Jornalismo insensato

Na novela escrita por Gilberto Braga e Ricardo Linhares, o ator Cássio Gabus Mendes interpreta Kléber Damasceno, um jornalista veterano que defende seus ideais esquerdistas do passado onde imperavam a ética e a transparência de um jornalismo sonhadoramente “imparcial”. No folhetim, a turma da propaganda leva uma doce vida, convive com a elite carioca e os negócios vão a todo vapor. Os profissionais de publicidade não agem com o coração e sim com a razão. Suas estratégias para atrair grandes investimentos e clientes poderosos geralmente funcionam. Enquanto isso, no núcleo pobre da novela, o nosso jornalista está sempre passando dificuldades financeiras e como se não bastasse, alguns personagens à sua volta são humilhados pelo pessoal do núcleo rico do folhetim, é o caso da secretária (Isabela Garcia), ex-mulher do jornalista, que antes de ser demitida foi esculachada pelo banqueiro ricaço (Herson Capri), que agora está preso.

Em outro capítulo da trama, o jornalista, depois de chegar bêbado na redação, em pleno horário de expediente e afrontar o editor-chefe é sumariamente demitido. Passado alguns capítulos descobre-se que o desafortunado jornalista é também viciado em jogos de azar e freqüenta uma espécie de jogadores anônimos para tentar se livrar de mais este vício, sem falar na sua condição explícita de homofóbico. Após ficar desempregado o jornalista resolve se aventurar em um blog. Escrever em um blog significa dar asas à liberdade de suas convicções. Como o jornalista é separado e está sempre na pindaíba, vai morar com seu irmão.
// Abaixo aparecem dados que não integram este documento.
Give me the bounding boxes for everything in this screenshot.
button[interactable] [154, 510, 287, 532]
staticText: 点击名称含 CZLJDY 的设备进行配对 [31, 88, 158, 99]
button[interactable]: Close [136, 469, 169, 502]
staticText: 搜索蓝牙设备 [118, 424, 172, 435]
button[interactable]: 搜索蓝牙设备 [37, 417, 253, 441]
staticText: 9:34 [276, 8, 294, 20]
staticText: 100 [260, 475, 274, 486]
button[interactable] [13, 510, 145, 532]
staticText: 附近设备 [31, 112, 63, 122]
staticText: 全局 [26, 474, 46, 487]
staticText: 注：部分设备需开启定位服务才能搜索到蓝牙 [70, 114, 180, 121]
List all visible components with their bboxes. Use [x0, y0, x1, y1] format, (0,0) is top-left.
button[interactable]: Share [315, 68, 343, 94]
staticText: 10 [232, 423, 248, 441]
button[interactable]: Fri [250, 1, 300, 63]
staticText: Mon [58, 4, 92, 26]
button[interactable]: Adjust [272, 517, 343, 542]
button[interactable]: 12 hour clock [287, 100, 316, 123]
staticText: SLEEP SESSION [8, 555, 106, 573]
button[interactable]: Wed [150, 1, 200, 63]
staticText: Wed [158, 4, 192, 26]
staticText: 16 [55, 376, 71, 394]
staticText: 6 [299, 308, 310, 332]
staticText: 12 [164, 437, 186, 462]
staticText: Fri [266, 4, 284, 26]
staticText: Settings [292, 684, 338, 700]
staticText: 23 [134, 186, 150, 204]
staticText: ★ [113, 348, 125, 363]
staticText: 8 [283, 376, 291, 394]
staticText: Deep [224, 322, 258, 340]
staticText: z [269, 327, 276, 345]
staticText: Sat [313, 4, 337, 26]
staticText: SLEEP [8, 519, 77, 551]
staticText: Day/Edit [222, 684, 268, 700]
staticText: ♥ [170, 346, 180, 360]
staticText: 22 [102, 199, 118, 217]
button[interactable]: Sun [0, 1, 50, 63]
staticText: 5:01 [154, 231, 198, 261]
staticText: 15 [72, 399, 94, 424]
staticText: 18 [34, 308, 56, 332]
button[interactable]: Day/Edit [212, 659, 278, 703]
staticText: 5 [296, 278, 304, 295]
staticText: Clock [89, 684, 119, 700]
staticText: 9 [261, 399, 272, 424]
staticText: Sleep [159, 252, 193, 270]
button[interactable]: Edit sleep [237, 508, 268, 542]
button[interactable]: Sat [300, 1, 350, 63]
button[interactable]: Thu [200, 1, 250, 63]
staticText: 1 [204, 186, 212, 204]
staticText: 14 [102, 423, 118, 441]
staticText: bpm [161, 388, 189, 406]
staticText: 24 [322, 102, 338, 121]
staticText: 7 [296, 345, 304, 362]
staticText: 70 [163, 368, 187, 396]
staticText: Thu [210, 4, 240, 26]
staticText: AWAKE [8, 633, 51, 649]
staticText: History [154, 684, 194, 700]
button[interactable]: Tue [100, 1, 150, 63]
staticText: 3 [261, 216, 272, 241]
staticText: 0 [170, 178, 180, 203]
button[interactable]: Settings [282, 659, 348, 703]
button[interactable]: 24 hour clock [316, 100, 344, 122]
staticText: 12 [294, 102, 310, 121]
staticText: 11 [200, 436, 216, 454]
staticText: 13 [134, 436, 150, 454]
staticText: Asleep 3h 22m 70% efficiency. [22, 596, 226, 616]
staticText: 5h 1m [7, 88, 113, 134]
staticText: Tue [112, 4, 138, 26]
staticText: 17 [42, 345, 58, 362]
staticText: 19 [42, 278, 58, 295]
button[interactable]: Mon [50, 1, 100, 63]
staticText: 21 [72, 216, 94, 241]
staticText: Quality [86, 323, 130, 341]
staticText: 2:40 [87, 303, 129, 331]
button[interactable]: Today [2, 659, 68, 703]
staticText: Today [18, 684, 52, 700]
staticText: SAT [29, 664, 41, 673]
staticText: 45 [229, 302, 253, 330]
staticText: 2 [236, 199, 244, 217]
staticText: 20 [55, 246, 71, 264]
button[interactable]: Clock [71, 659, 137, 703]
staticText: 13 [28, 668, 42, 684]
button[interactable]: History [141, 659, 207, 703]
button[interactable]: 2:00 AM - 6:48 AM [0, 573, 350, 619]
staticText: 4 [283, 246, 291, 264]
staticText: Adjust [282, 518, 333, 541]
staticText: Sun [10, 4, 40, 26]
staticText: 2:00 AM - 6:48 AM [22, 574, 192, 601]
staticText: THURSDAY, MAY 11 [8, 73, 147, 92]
Em um belo dia, o agora blogueiro, está na sala de estar atualizando o seu blog, eis que surge o seu irmão enfurecido por ele ter usado o creme de barbear sem seu consentimento;

 – Eu não tenho cara de pau como outros aí que não repõe o creme de barbear que usam sem permissão.

 – Já entendi, essa conversa toda foi pra esfregar na minha cara a minha situação difícil – diz o jornalista.

 – Se está difícil, a culpa é sua mesmo, se não tem vaga em jornalismo trabalhe em outra coisa, esse blog é que não vai te sustentar. Por exemplo, vem me dar uma força lá no bar, quando tem roda de samba eu preciso de um outro garçom.

 – Você tem idéia de quantos ministros eu ajudei a derrubar? Eu cobri o impeachment do Collor, investiguei os mensaleiros e você quer que eu termine meus dias servindo bolinho de bacalhau?

 – Não Kleber, eu quero que você termine seus dias sem depender de mim, ou então deixe essa barba crescer e não gaste o meu creme de barbear seu folgado!!

Todas as atribuições negativas concentradas no pobre profissional da imprensa, numa só novela, nos fazem crer que o jornalista idealista, em nenhum momento, age com a razão, somente com o coração, um insensato coração. Você pode estar se perguntando, isto não é apenas ficção? A ficção, comparada com a realidade, muitas vezes nos induz de forma errônea na percepção das coisas, principalmente tratando-se de um veículo de comunicação como a TV Globo que possui um alcance extraordinário no país, mesmo que de maneira fictícia, exerce forte influência de raciocínio nas massas. Se a idéia era mostrar personagens que refletem o espelho da realidade, desta vez, a televisão se superou e foi muito além da imaginação.

Segundo o site: www.memoriaglobo.globo.com, Gilberto Braga é formada em letras e o Ricardo Linhares em jornalismo, um colega de classe. Tudo bem que é ficção, mas não exagera, né, Ricardo? Afinal a gente está passando por um momento delicado em que o Supremo Tribunal Federal constatou que a obrigatoriedade do diploma par,a o exercício da profissão não é legítima.

Somos agora o patinho feio das profissões. Só que nós jornalistas somos teimosos, não tem jeito, já está em andamento no senado a Proposta de Emenda Constitucional –PEC – 33/09, de autoria do senador Antonio Carlos Valadares (PSB-SE), que visa restabelecer a obrigatoriedade do diploma de jornalismo para exercer a heróica função. Acompanho diariamente cada capítulo dessa novela da vida real, creio de coração, em um final feliz.